Somut olayda ise mahkemece davanın kabulüne karar verilmiş, hüküm fıkrasının (1) ve (11) nolu bendinde yeniden kurulan hükümle gerekçeyle çelişki oluşturacak şekilde; "Davacı vekili her ne kadar davasını 60.739,23 TL ıslah ettiğini beyan etse de, dilekçe içeriğinde davacı ... için hesap hatası (6.005,49 yerine 8.005,49 yazılmakla) yapıldığı, davacı tarafın ilk talebinin 10.000,00 TL olduğu, ... yönünden 41.328,16 TL, ... yönünden 11.405,58 TL, ... yönünden 6.005,49 TL ıslah ettiği, bu durumda talebin ... yönünden 43.328,16 TL, ... yönünden 13.405,58 TL, ... yönünden 8.005,49 TL, ... için 2.000,00 TL, ... için 2.000,00 TL olmak üzere toplam 68.739,23 TL olduğu, davanın 66.329,72 TL yönünden kabul edildiği, 2.409,51 TL yönünden reddedildiği tespit edilmiş, harç ve yargılama giderleri buna göre değerlendirilmiştir. Bu durumda davanın kısmen kabulüne karar verildiği halde hüküm kısmında sehven kabulüne yazılmış olup, gerekçeli karar ile kısa karar arasında çelişki meydana gelmemesi adına düzeltme yapılmamış, ancak harç, yargılama gideri ve vekalet ücretinin bu husus dikkate alınarak hesaplanmıştır." şeklinde gerekçe kurulmuştur.

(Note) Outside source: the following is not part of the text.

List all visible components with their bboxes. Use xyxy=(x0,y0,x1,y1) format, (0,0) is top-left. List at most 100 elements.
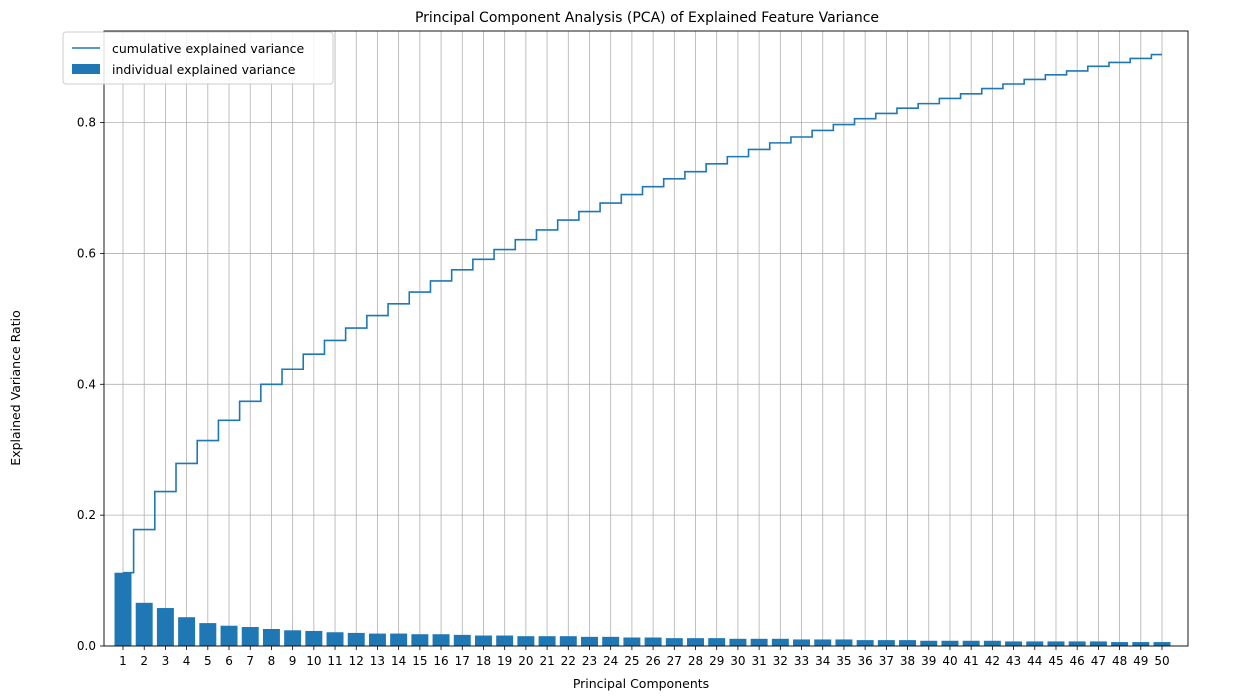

Bu şekilde gerekçe ile hüküm arasında uyumsuzluk oluştuğu ve bu hususun hükmü çelişkili hale getirdiği, hükmün bu haliyle infazda tereddüt yaratacak nitelikte olduğu açıktır.
Bu durumda mahkemece, taraflara yükletilen ödevlerin ve bahsedilen hakların hiçbir kuşku ve tereddüt gerektirmeyecek şekilde çok açık ve icra (infaz) edilebilir nitelikte hüküm kurulmak üzere hükmün bozulmasına karar vermek gerekmiştir
Kabule göre,Karayolları Trafik Kanunu"nun 96/1. maddesinde "zarar görenlerin tazminat alacakları, sigorta sözleşmesinde öngörülen sigorta tutarından fazla ise zarar görenlerden her birinin sigortacıya karşı yöneltebileceği tazminat talebi, sigorta tutarının tazminat alacakları toplamına olan oranına göre indirime tabi tutulur" düzenlemesine; aynı maddenin 2. fıkrasında ise "başka tazminat taleplerinin bulunduğunu bilmeksizin zarar görenlerin birine veya birkaçına kendilerine düşecek olandan daha fazla ödemede bulunan iyiniyetli sigortacı, yaptığı ödeme çerçevesinde, diğer zarar görenlere karşı da borcundan
kurtulmuş sayılır" düzenlemesine yer verilmiştir. Gerçekleşen kaza sebebiyle desteğin imam nikahlı eşi tarafından Batman 2.Asliye Hukuk Mahkemesi"nin 2014/412 Esas-2015/547 Karar ile tazminata hükmedildiği anlaşılmıştır. Bu durumda mahkemece; davalı zorunlu mali sorumluluk sigortacısı bakımından KTK 96. Maddesi hükümleri tartışılarak poliçe hükümlerine göre kişi başı teminat limiti olan 225.000.-TL hak sahipleri davacılar arasında oranlama gerekirse(garame) yapılarak karar verilmesi gerekirken KTK 96. maddesi göz ardı edilerek yanılgılı değerlendirme ile yazılı şekilde karar verilmesi doğru görülmemiştir.
SONUÇ: Yukarıda açıklanan nedenlerle davalı vekilinin temyiz itirazlarının kabulüyle hükmün BOZULMASINA, peşin alınan harcın istek halinde temyiz eden davalıya geri verilmesine 15/10/2020 gününde oybirliğiyle karar verildi.